И месяца не пришло, как Коровину пришла посылка. Она вкусно пахла красками. Он удивился обратному адресу: из Армении! У него никогда не было знакомых в Армении. Внизу, вместо адреса с подробностями, так и было написано: «Из Армении. От Норы Налбандян». Он слышал об армянском художнике Налбандяне, но кто такая Нора?
В посылке был набор красок, палитра, холст.
Прошло почти три десятилетия, но на Угольной горе к Коровину возвращался тот восторг, с которым он тогда взялся за палитру, прочувствовал каждый тюбик красок.
Картина, которую он писал долго и мучительно, так и не вместила всего, что он хотел написать. Друзья находили ее подражанием Мане, а девушка, с которой он тогда дружил, сказала, что это праздник, среди которого одному почему-то очень грустно, и так всегда бывает в жизни. Он женился на этой девушке. И она до сих пор понимает, почему Коровин ходит на Угольную гору. Ему становится тяжело преодолевать ее крутизну, но он ходит. Внучонок кричит сверху: «Деда, иди быстрей! Тут такая красотища!»

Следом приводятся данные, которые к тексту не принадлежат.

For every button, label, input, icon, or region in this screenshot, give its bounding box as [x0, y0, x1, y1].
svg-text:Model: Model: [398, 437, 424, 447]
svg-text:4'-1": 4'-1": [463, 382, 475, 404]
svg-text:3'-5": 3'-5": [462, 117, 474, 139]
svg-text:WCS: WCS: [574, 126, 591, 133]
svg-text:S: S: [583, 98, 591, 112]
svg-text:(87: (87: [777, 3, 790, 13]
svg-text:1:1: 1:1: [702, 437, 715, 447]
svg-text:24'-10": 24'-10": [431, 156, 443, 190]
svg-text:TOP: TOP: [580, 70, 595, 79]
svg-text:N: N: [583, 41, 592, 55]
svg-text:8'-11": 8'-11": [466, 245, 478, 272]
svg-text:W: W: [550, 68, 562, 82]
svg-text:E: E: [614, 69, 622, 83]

Коровин явственно ощущает запах дымка, печеной картошки, радуется тяжести сумки с ядреными ревдинскими картофелинами.
В ИШИМЕ
На дневной поезд из Ишима я опоздала. Но не досадовала: а вдруг то, что не удалось обнаружить сразу, каким-нибудь образом отзовется табличкой, случайным разговором, ну чем-нибудь. Я все надеялась на открытие, связь времен, в конце концов на память человеческую. Но память словно поездом переехало, чиновники от культуры так и не могли толком объяснить, почему в старинном сибирском городе нет музея вообще, а мои частности не возбудили в них ничего, кроме раздражения. Меня тоже раздражало то, что они знали многое, но делали вид, будто ничего не знают. Тут, под Ишимом, родился Петр Ершов, тут Александр Одоевский написал Кюхельбекеру:
«Ишим и для меня что-то особенное. Я снова начинаю работать…»
Василий Иванович Коваль, председатель колхоза, встречавший меня в Ишиме месяц назад, успокаивал, иронично скосив губы: «Да что ты к ним пристаешь, они нашей колхозной картинной галереей да нашим фольклорным ансамблем отчитаются перед областью. А на что им Одоевский? У нас ребятишки деревенские на горе Кучум стрел татарских накопали, сбрую лошадиную нашли, так тут на них руками замахали: «Ой-ой-ой! У нас кабинеты и без того тесные!»
И покатили мы в сторону Ларихи, мимо бывшей Коркинской слободы, Ярмарочной улицы, где стоял прежде дом купца Музина и где жил ссыльный поэт Одоевский, где они с Адольфом Янушкевичем просвещали молодых чиновников и купцов, пристрастив их к стихам.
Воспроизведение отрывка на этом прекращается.